Former Abu Sayyaf ‘child soldier’ gunned down in Basilan

ZAMBOANGA CITY, Philippines — Bingol Palaraw can no longer dream of going back to school.

The 10-year-old boy was gunned down as he came out of a Muslim religious school in Tipo-tipo, Basilan, Monday night, some eight months after  being rescued from Abu Sayyaf terrorists, who had taken they boy in and trained him to be one of them after he had run away from home to escape an abusive stepfather, a military official said.

According to Lieutenant Colonel CJ Paolo Perez, commander of the 18th Infantry Battalion, since his rescue, Palaraw often spoke of wanting to go back to grade school and earn a college degree. The boy, known as Boyong to people close to him, also looked forward to playing more football, Perez said.

Boyong was coming out of the madrasa in Barangay (village) Poblacion in Tipo-tipo around 7 p.m. Monday when a lone gunman casually approached and pumped a number of bullets into the boy with a .45-caliber pistol, Perez told the Philippine Daily Inquirer in a telephone interview from his base in Basilan.

The boy died instantly, Perez added.

“We really felt bad about the boy’s killing. We managed to save him from the bandits, debriefed him and he started living a normal life with his grandparents when this thing happened,” he said. “It’s really a waste that his ambitions ended this way.”

Perez could not say if Boyong was executed by the group led by Puruji Indama.

Boyong was in Grade I when his widowed mother remarried.

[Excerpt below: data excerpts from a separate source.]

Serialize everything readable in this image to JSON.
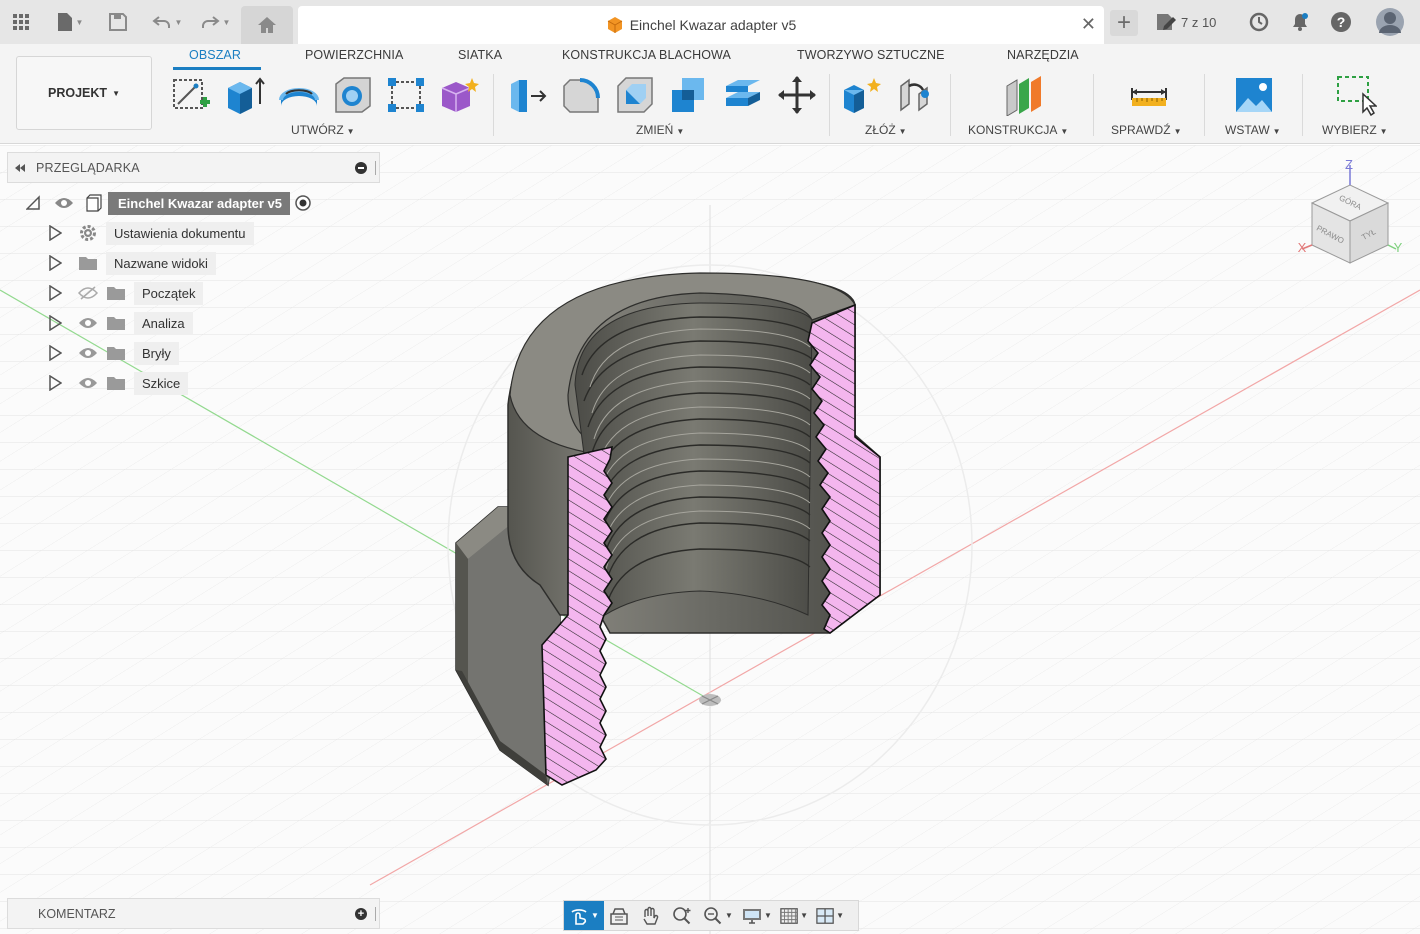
{
  "window": {
    "title": "Einchel Kwazar adapter v5",
    "jobs_counter": "7 z 10"
  },
  "icons": {
    "top": [
      "grid-icon",
      "file-icon",
      "save-icon",
      "undo-icon",
      "redo-icon",
      "home-icon",
      "close-icon",
      "plus-icon",
      "job-status-icon",
      "clock-icon",
      "notifications-icon",
      "help-icon",
      "user-avatar-icon"
    ],
    "ribbon": [
      "create-sketch-icon",
      "extrude-icon",
      "revolve-icon",
      "hole-icon",
      "rectangular-pattern-icon",
      "create-form-icon",
      "press-pull-icon",
      "fillet-icon",
      "shell-icon",
      "combine-icon",
      "offset-face-icon",
      "move-icon",
      "new-component-icon",
      "joint-icon",
      "offset-plane-icon",
      "measure-icon",
      "insert-image-icon",
      "select-icon"
    ],
    "navigation": [
      "orbit-icon",
      "look-at-icon",
      "pan-icon",
      "zoom-icon",
      "zoom-window-icon",
      "display-settings-icon",
      "grid-settings-icon",
      "viewports-icon"
    ]
  },
  "ribbon": {
    "project_label": "PROJEKT",
    "tabs": [
      {
        "label": "OBSZAR",
        "active": true
      },
      {
        "label": "POWIERZCHNIA",
        "active": false
      },
      {
        "label": "SIATKA",
        "active": false
      },
      {
        "label": "KONSTRUKCJA BLACHOWA",
        "active": false
      },
      {
        "label": "TWORZYWO SZTUCZNE",
        "active": false
      },
      {
        "label": "NARZĘDZIA",
        "active": false
      }
    ],
    "groups": [
      "UTWÓRZ",
      "ZMIEŃ",
      "ZŁÓŻ",
      "KONSTRUKCJA",
      "SPRAWDŹ",
      "WSTAW",
      "WYBIERZ"
    ]
  },
  "browser": {
    "title": "PRZEGLĄDARKA",
    "root": "Einchel Kwazar adapter v5",
    "items": [
      {
        "label": "Ustawienia dokumentu",
        "icon": "gear-icon"
      },
      {
        "label": "Nazwane widoki",
        "icon": "folder-icon"
      },
      {
        "label": "Początek",
        "icon": "folder-icon",
        "visible": false
      },
      {
        "label": "Analiza",
        "icon": "folder-icon",
        "visible": true
      },
      {
        "label": "Bryły",
        "icon": "folder-icon",
        "visible": true
      },
      {
        "label": "Szkice",
        "icon": "folder-icon",
        "visible": true
      }
    ]
  },
  "viewcube": {
    "top": "GÓRA",
    "front": "PRAWO",
    "right": "TYŁ",
    "axis_z": "Z",
    "axis_x": "X",
    "axis_y": "Y"
  },
  "comments": {
    "title": "KOMENTARZ"
  },
  "colors": {
    "accent": "#1b7ec2",
    "section_fill": "#f4b6ee",
    "body": "#6b6b66"
  }
}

“In fact when he ran away from home and quit Grade I, he had a broken arm from physical abuse by the stepfather. He was eight years old then,” Perez said, recounting what Boyong had told them during debriefing shortly after he was rescued from the Abu Sayyaf some eight months ago.

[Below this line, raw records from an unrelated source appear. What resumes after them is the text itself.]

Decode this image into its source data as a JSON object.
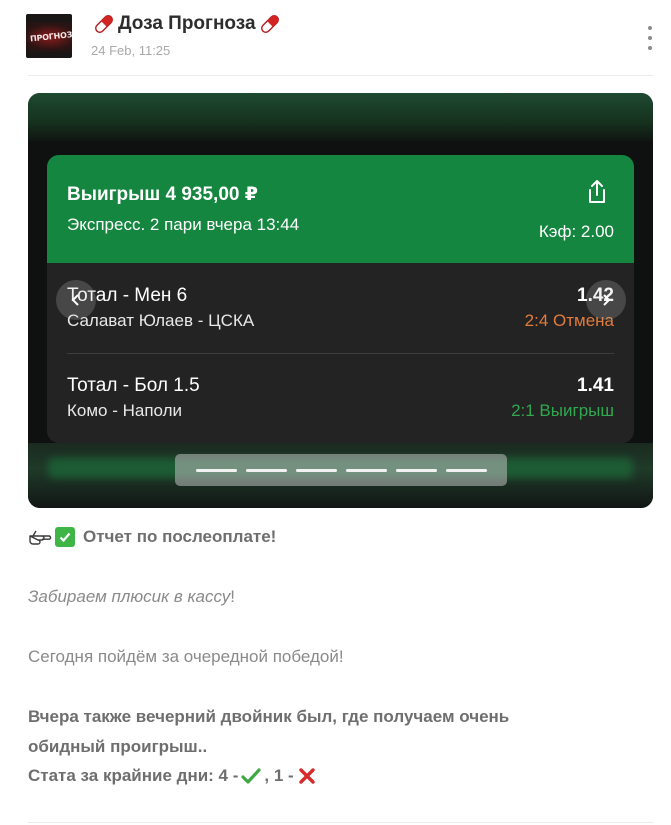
{
  "post": {
    "channel_name": "Доза Прогноза",
    "avatar_text": "ПРОГНОЗА",
    "time": "24 Feb, 11:25",
    "title_icon": "pill-icon",
    "menu_icon": "more-vertical-icon"
  },
  "bet": {
    "win_title": "Выигрыш 4 935,00 ₽",
    "express": "Экспресс. 2 пари вчера 13:44",
    "coef": "Кэф: 2.00",
    "header_color": "#14863f",
    "items": [
      {
        "market": "Тотал - Мен 6",
        "match": "Салават Юлаев - ЦСКА",
        "odd": "1.42",
        "result": "2:4 Отмена",
        "result_color": "#e17c3c"
      },
      {
        "market": "Тотал - Бол 1.5",
        "match": "Комо - Наполи",
        "odd": "1.41",
        "result": "2:1 Выигрыш",
        "result_color": "#2fa84f"
      }
    ]
  },
  "gallery": {
    "pages": 6,
    "prev_icon": "chevron-left-icon",
    "next_icon": "chevron-right-icon"
  },
  "text": {
    "report": "Отчет по послеоплате!",
    "italic_before": "Забираем плюсик в кассу",
    "italic_after": "!",
    "today": "Сегодня пойдём за очередной победой!",
    "yesterday_1": "Вчера также вечерний двойник был, где получаем очень",
    "yesterday_2": "обидный проигрыш..",
    "stats_prefix": "Стата за крайние дни: 4 -",
    "stats_mid": ", 1 -",
    "icons": [
      "pointing-hand-icon",
      "check-mark-button-icon",
      "check-mark-icon",
      "cross-mark-icon"
    ]
  }
}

He said the boy  told them during the debriefing that the Abu Sayyaf in Tipo-tipo treated his broken arm, after which, he became their “ward.”

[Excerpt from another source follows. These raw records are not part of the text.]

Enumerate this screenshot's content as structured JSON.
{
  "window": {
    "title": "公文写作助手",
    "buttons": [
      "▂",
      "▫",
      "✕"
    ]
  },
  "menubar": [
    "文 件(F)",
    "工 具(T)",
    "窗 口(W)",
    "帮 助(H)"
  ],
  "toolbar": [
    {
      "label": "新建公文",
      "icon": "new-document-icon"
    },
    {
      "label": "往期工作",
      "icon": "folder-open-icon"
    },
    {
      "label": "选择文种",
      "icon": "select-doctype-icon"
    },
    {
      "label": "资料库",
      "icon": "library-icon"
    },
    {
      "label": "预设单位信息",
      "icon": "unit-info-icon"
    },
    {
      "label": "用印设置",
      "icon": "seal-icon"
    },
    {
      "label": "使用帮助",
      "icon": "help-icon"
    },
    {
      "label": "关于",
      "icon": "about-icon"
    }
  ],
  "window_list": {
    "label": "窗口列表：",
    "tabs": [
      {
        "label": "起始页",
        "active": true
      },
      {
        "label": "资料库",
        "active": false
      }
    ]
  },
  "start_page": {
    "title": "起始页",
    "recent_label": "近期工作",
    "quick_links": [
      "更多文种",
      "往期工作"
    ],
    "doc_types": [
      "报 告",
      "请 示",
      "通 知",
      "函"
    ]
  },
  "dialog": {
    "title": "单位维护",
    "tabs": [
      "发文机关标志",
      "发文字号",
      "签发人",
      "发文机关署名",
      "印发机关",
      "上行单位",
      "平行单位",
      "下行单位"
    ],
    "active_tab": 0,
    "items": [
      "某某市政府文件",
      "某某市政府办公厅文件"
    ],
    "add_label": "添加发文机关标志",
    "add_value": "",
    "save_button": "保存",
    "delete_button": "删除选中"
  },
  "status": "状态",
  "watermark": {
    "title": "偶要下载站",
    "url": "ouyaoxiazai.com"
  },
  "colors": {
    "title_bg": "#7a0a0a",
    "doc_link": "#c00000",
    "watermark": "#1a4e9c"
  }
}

“His days in the Abu Sayyaf ended when we rescued him during one operation,” Perez added.

Boyong was immediately taken into custody by former Tipo-tipo Mayor Joel Maturan, but the military turned him over to his grandparents as soon as they were identified and located.

“His grandparents decided to enroll him in the madrasa pending the opening of classes this year,” Perez said.

Pressed on how the military could tell Boyong was a child soldier, Perez said the boy himself admitted that the Abu Sayyaf bandits had taught him how to handle various firearms.

“He did not directly admit it, even to the point of denying it at one point. But he knew each caliber of firearm and he knew how to use them,” he said.